NER Ulysses Reading Series: National Poetry Month Edition - April 17, 7 PM, Humanities House, Middlebury College

—Lauren Woods, Field Dress, 7′ x 6′ oil on linen

a yellow orb shifts against the shock of dark vertical bark, her back 
split diagonal, flayed & a bright fleshy 
suspension in the copse of trees, her hooves scrape packed dirt, legs 
sway like she’s dancing on hindquarters & I could 
take her body inside me, like the medicine I need, or wrap her 
skinned hide, congealed blood flaking, a cloak against the coming
night & I’d wear her ears, pin her white-warning-tail to my backside 
as regalia for all the deer-dead, but the painting only approaches 
her in 2-d—a portal of slim brushstrokes, paint upon paint, so I step
into the field, from the left, outside the frame, push through tall
burnished grasses, bending slightly, my feet crush crickets, trample 
late blooming goldenrod & I let the heat of the day leak out 
of the air like a balloon popped & swirling, so I can become Field.

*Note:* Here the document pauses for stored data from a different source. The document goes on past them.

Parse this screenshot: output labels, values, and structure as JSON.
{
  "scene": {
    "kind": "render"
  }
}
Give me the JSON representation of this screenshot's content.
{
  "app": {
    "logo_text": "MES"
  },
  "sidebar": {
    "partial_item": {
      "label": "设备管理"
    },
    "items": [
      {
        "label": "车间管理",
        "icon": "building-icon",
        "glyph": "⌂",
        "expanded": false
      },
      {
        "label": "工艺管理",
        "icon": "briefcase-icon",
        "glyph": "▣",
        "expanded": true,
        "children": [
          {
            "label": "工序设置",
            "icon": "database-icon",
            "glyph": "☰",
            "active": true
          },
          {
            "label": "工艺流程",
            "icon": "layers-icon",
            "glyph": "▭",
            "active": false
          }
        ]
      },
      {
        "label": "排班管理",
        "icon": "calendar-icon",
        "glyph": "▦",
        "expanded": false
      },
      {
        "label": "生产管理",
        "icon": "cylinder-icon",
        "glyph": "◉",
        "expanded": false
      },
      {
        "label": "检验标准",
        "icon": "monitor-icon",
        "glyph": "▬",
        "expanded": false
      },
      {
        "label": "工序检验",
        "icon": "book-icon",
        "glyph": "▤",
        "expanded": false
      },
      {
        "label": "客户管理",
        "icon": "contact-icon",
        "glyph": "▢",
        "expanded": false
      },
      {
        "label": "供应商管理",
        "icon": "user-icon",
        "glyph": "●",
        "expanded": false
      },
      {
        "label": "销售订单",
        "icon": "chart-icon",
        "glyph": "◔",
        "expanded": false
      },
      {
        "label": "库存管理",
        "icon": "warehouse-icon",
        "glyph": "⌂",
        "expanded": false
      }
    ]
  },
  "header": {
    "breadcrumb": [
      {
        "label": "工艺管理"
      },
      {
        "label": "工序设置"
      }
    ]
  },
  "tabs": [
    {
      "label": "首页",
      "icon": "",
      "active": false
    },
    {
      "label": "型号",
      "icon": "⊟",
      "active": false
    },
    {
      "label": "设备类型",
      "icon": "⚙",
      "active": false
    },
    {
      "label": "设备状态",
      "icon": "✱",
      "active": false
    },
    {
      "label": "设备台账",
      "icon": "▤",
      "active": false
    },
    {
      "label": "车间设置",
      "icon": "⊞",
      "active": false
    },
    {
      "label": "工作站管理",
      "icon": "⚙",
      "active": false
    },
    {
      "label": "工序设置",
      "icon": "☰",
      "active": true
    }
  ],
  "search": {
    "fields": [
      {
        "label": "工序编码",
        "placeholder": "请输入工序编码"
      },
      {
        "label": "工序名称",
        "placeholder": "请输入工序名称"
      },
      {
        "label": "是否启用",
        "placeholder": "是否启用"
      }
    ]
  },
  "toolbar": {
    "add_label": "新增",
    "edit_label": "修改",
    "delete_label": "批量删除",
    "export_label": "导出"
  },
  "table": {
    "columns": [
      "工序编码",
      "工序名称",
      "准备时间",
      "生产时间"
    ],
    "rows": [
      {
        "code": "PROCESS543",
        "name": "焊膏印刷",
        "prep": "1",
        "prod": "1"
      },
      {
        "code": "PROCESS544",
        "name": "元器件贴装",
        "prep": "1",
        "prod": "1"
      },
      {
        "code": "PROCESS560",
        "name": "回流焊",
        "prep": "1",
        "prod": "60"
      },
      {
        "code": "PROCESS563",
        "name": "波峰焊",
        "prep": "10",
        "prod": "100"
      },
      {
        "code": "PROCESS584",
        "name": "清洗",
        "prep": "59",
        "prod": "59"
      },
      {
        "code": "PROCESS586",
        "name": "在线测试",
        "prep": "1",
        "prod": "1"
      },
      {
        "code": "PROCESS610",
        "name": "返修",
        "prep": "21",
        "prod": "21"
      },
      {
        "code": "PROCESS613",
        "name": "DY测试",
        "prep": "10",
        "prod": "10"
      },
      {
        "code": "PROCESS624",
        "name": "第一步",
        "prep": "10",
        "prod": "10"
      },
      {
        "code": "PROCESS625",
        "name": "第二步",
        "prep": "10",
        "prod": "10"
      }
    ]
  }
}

Dress. Portal. 
What’s the worst possible thing to ask of yourself? Maybe believing 
in whatever makes demands on your own inner life, like how love 
is supposed to save even the most hardened ones. Only this dead doe’s 
head bows & whistles to the others, come find me—quick, like light,
or like all the seedpods’ sudden dispersal, their unrealized progeny float 
away without a care for the end result.